To see how these kleptoparasites get away with it, a team led by Tom Flower from the University of Cape Town studied their tactics in the Kalahari Desert, observing 688 attempts of 64 drongos to steal food from their neighbors over the course of 847.5 hours. "They're rather demonic little black birds with red eyes, a hooked beak and a forked tail," Flower describes. They found that drongos have large alarm repertoires, and they know to mix it up so their victims don’t catch on to their racket. 
 
Drongos spend over a quarter of their time following their targets, which include southern pied babblers (Turdoides bicolor) and meerkats (Suricata suricatta), pictured below. The tricky birds produce honest alarm calls when they spot predators, and since all these desert animals eavesdrop on each other, they flee for cover, just as if one of their own had made the call. “It's a bit of an information superhighway where all the animals speak each other's language," Flower tells Reuters. It seems to benefit everyone. However, when a target finds a large food item -- like a fat grub, a scorpion, or a gecko -- the attending drongos produce false alarm calls. "Crime pays,” he adds. Drongos make multiple honest calls and false alarms over several hours each day, and food theft accounts for 23 percent of their daily intake. 
 
 
In addition to their own alarms, individual drongos can produce between 9 and 32 different calls of other species.

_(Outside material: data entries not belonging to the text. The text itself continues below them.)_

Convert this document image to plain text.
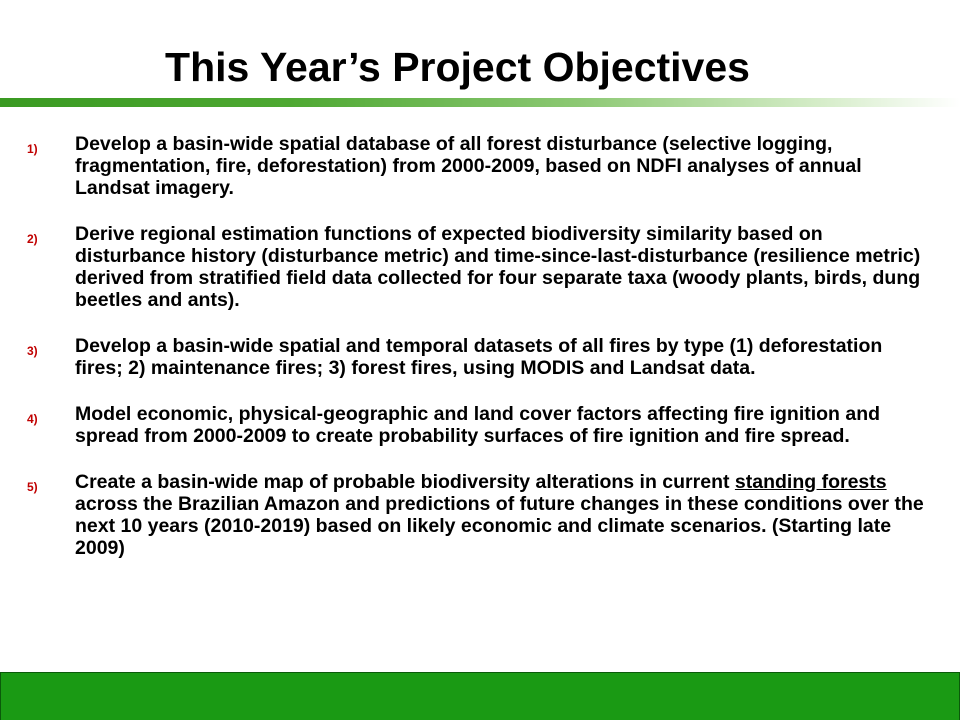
This Year’s Project Objectives
1) Develop a basin-wide spatial database of all forest disturbance (selective logging, fragmentation, fire, deforestation) from 2000-2009, based on NDFI analyses of annual Landsat imagery.

2) Derive regional estimation functions of expected biodiversity similarity based on disturbance history (disturbance metric) and time-since-last-disturbance (resilience metric) derived from stratified field data collected for four separate taxa (woody plants, birds, dung beetles and ants).

3) Develop a basin-wide spatial and temporal datasets of all fires by type (1) deforestation fires; 2) maintenance fires; 3) forest fires, using MODIS and Landsat data.

4) Model economic, physical-geographic and land cover factors affecting fire ignition and spread from 2000-2009 to create probability surfaces of fire ignition and fire spread.

5) Create a basin-wide map of probable biodiversity alterations in current standing forests across the Brazilian Amazon and predictions of future changes in these conditions over the next 10 years (2010-2019) based on likely economic and climate scenarios. (Starting late 2009)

A total of 51 call types have been recorded in false alarms: 6 were specific to drongos, 45 were mimics of other species’ calls. 
 
The team played four different, drongo-generated calls at 20-min intervals to individual pied babblers, who were given a food item. The calls were: a nonalarm territory call (the control), a drongo-specific alarm call, a mimicked Cape glossy starling (Lamprotornis nitens) alarm call, and a mimicked pied babbler alarm call. They measured the babbler’s response time, from when it stopped handling its food item and moved toward cover to when it resumed foraging. 
 
Babblers were slower to resume foraging when they heard mimicked alarm calls (of both babblers and starlings) -- compared to drongo-specific alarm calls. Additionally, babblers decreased their fear response when the same alarm call was played three times in succession -- but maintained their response and increased its duration when the third alarm was changed.
 
The team also observed repeated food-theft attempts by drongos on the same target on 151 occasions. In order to maintain target deception, the birds changed their alarm-call type 74 percent of the time. And they were more likely to switch to a different false-alarm call if their previous food-theft attempt failed. The change usually results in success. 
 
“The drongos are producing their calls tactically. They’re changing their calls in response to the feedback they get from their target,” Flower tells Science. “And that’s how they’re able to overcome the problem of crying wolf too often.” Such a sophisticated con. 
 
The work was published in Science last week.